約3年ぶり、日本“だけ”を訪問したメルケル独首相の真意は…… (C)時事

 

 ドイツのアンゲラ・メルケル首相が2月4日、来日した。約3年ぶりであるのに、メディアではそれほど重要視していないような報道が目立った。だが、日独は今、かつてないほど共通の課題に直面している。

 第1に、自国第1主義による保護主義の脅威だ。

 これまで自由貿易の繁栄を謳歌してきた世界経済は、ここにきて急に保護主義の脅威にさらされている。
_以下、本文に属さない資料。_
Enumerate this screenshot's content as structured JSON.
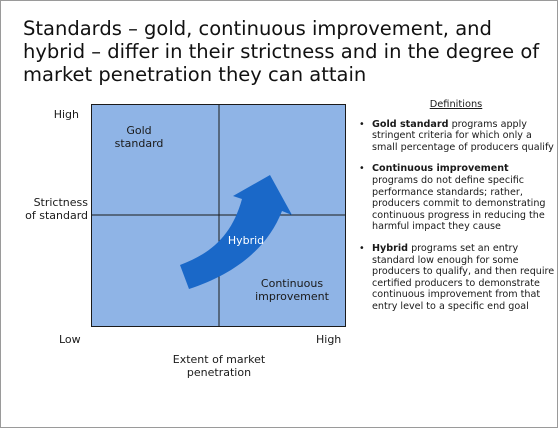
{
  "title": "Standards – gold, continuous improvement, and hybrid – differ in their strictness and in the degree of market penetration they can attain",
  "matrix": {
    "quadrant_labels": {
      "gold": [
        "Gold",
        "standard"
      ],
      "continuous": [
        "Continuous",
        "improvement"
      ],
      "hybrid": "Hybrid"
    },
    "axes": {
      "y_high": "High",
      "y_label": [
        "Strictness",
        "of standard"
      ],
      "low": "Low",
      "x_high": "High",
      "x_label": [
        "Extent of market",
        "penetration"
      ]
    },
    "colors": {
      "quadrant_fill": "#8fb4e6",
      "arrow_fill": "#1a68c8",
      "divider": "#1b1b1b"
    }
  },
  "definitions": {
    "heading": "Definitions",
    "items": [
      {
        "term": "Gold standard",
        "text": " programs apply stringent criteria for which only a small percentage of producers qualify"
      },
      {
        "term": "Continuous improvement",
        "text": " programs do not define specific performance standards; rather, producers commit to demonstrating continuous progress in reducing the harmful impact they cause"
      },
      {
        "term": "Hybrid",
        "text": " programs set an entry standard low enough for some producers to qualify, and then require certified producers to demonstrate continuous improvement from that entry level to a specific end goal"
      }
    ]
  }
}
戦後、自由貿易体制の受益国として、その恩恵を最大限に享受してきた日独にとり、この変化は是が非でも止めなければならない。両国にとり、何よりの利益は、自由で開かれた、ルールに基づいた国際秩序だ。両国は協力してこの重要性を訴えていく必要がある。2月1日に発効した日本とEU(欧州連合)の経済連携協定は、日独による自由貿易体制堅持の決意表明だ。メルケル首相は、協定の発効が「世界への重要なシグナルである」と述べた。

ポピュリズムの嵐

 第2は、不安定化が増す世界情勢だ。

 ドイツを取り巻く現下の情勢は厳しい。EUからは英国が離脱を決めたものの、離脱交渉は難航、今や合意なき離脱のシナリオも聞かれる。そうなった場合、大きな混乱が生じるのは必至だ。ポピュリズムの嵐は各国に吹き荒れ、イタリアなどEUの主要国でさえポピュリストが政権を握る例が珍しくなくなった。そのポピュリストは、一様に反EUだ。5月に予定される欧州議会選挙が、近年まれに見るほどの注目を集めるのは、この選挙が中道勢力対ポピュリスト勢力の決戦場になると見られているからだ。